At least one Bentley was harmed in the making of the TV show.
Warning: There are spoilers ahead for “Good Omens.”
Director Douglas Mackinnon instructed actor David Tennant to channel his “Doctor Who” days on the set of the Amazon’s and BBC’s “Good Omens.” Tennant portrays the demon, Crowley, in the miniseries. In one sequence, he watches his beloved 1930s Bentley – a car he’s owned since it was new – explode in a fiery wreck.”It’s like Doctor Who seeing the TARDIS blow up,” Mackinnon, who directed episodes of the BBC TV series, told Tennant, who played the tenth Doctor.
“Okay, got it,” Mackinnon recalled Tennant saying. Off they went to finish the scene.
Like Doctor Who and the TARDIS, Crowley’s Bentley is an extension of his character in “Good Omens,” which is based on a 1990 book by Neil Gaiman and Terry Pratchett. Crowley can control the car using his demonic powers.

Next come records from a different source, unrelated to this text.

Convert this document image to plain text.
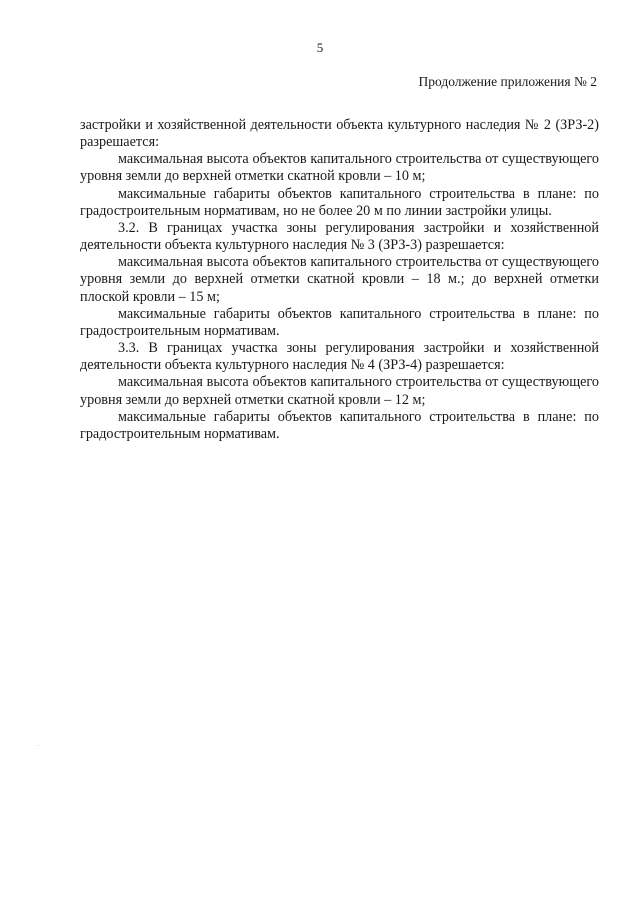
5
Продолжение приложения № 2

застройки и хозяйственной деятельности объекта культурного наследия № 2 (ЗРЗ-2) разрешается:

максимальная высота объектов капитального строительства от существующего уровня земли до верхней отметки скатной кровли – 10 м;

максимальные габариты объектов капитального строительства в плане: по градостроительным нормативам, но не более 20 м по линии застройки улицы.

3.2. В границах участка зоны регулирования застройки и хозяйственной деятельности объекта культурного наследия № 3 (ЗРЗ-3) разрешается:

максимальная высота объектов капитального строительства от существующего уровня земли до верхней отметки скатной кровли – 18 м.; до верхней отметки плоской кровли – 15 м;

максимальные габариты объектов капитального строительства в плане: по градостроительным нормативам.

3.3. В границах участка зоны регулирования застройки и хозяйственной деятельности объекта культурного наследия № 4 (ЗРЗ-4) разрешается:

максимальная высота объектов капитального строительства от существующего уровня земли до верхней отметки скатной кровли – 12 м;

максимальные габариты объектов капитального строительства в плане: по градостроительным нормативам.
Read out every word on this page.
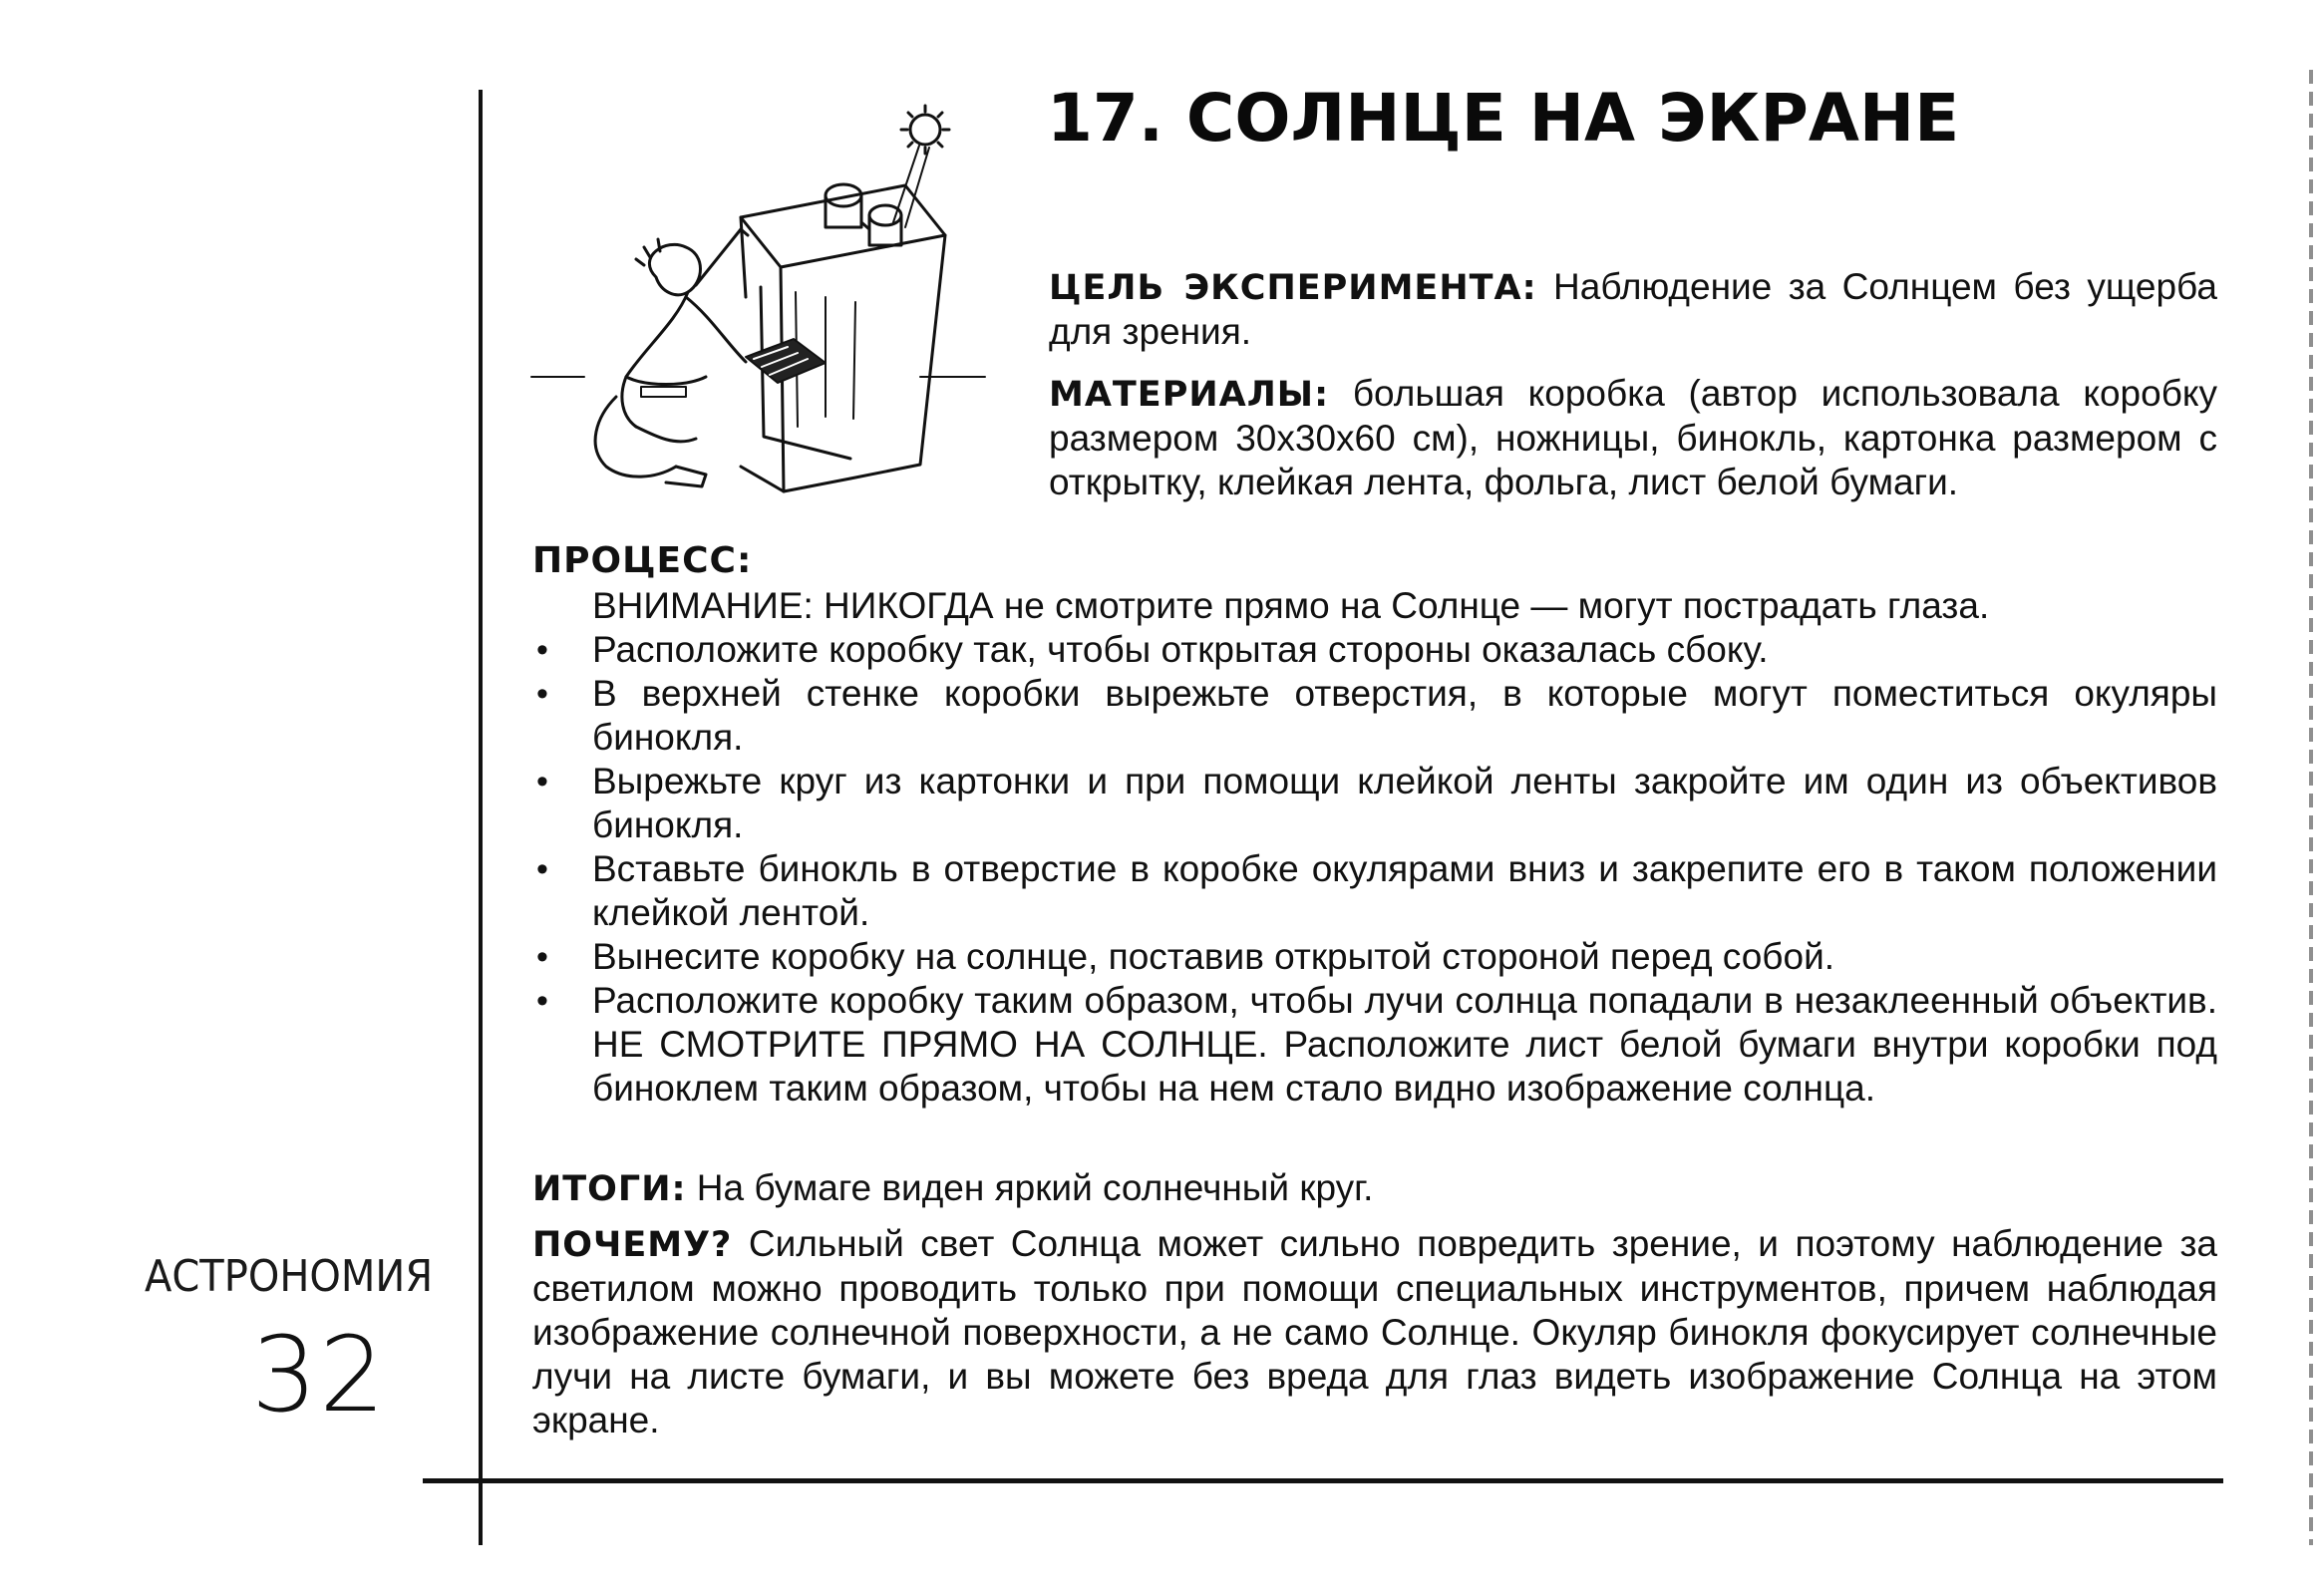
АСТРОНОМИЯ
32
17. СОЛНЦЕ НА ЭКРАНЕ

ЦЕЛЬ ЭКСПЕРИМЕНТА: Наблюдение за Солнцем без ущерба для зрения.

МАТЕРИАЛЫ: большая коробка (автор использовала коробку размером 30х30х60 см), ножницы, бинокль, картонка размером с открытку, клейкая лента, фольга, лист белой бумаги.

ПРОЦЕСС:
ВНИМАНИЕ: НИКОГДА не смотрите прямо на Солнце — могут пострадать глаза.
• Расположите коробку так, чтобы открытая стороны оказалась сбоку.
• В верхней стенке коробки вырежьте отверстия, в которые могут поместиться окуляры бинокля.
• Вырежьте круг из картонки и при помощи клейкой ленты закройте им один из объективов бинокля.
• Вставьте бинокль в отверстие в коробке окулярами вниз и закрепите его в таком положении клейкой лентой.
• Вынесите коробку на солнце, поставив открытой стороной перед собой.
• Расположите коробку таким образом, чтобы лучи солнца попадали в незаклеенный объектив. НЕ СМОТРИТЕ ПРЯМО НА СОЛНЦЕ. Расположите лист белой бумаги внутри коробки под биноклем таким образом, чтобы на нем стало видно изображение солнца.
ИТОГИ: На бумаге виден яркий солнечный круг.
ПОЧЕМУ? Сильный свет Солнца может сильно повредить зрение, и поэтому наблюдение за светилом можно проводить только при помощи специальных инструментов, причем наблюдая изображение солнечной поверхности, а не само Солнце. Окуляр бинокля фокусирует солнечные лучи на листе бумаги, и вы можете без вреда для глаз видеть изображение Солнца на этом экране.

At one point in the TV show, he drives the Bentley through an inferno with sheer imagination and force of will.
Because the Bentley is part of Crowley, one of two main characters in “Good Omens,” the classic car had to look real, while doing things no Bentley of its time could do, like drive 90 miles per hour.
The classic car that appears in the TV show is a mashup of five real, constructed, and CGI versions of the vehicle, Gaiman and Mackinnon told Business Insider.In the novel, Crowley drives a 1926 Bentley. Gaiman and co-author Pratchett didn’t actually know what that Bentley looked like when they wrote it into the book. In those days, Bentley mainly made the engine, wheels, and a few other parts of the car. The body was built by coachbuilders and each car looked different.
“It was in the days before Google,” Gaiman said, explaining the thinking. “26 Bentley, that sounds right.”
A 1933 Bentley that had the spirit of what Gaiman and Pratchett had in mind was used during filming, instead.
But, the car also needed to travel at 90 miles per hour, a speed it could only achieve if driving on a slope for about an hour, Gaiman and Mackinnon said. To simulate the speeds needed, the show used a fully CGI version of the car and rear-projection backgrounds that were filmed a head of time for certain scenes.
“What you see on screen is a complete mishmash,” Mackinnon said.
The car that blows up in the sequence with Tennant was real. To film it, the crew removed the interior of the car and built a set from it, which the actors performed in during other scenes, Gaiman said.
They blew up the exterior.
“Yeah, so, there were many Bentleys,” Mackinnon said.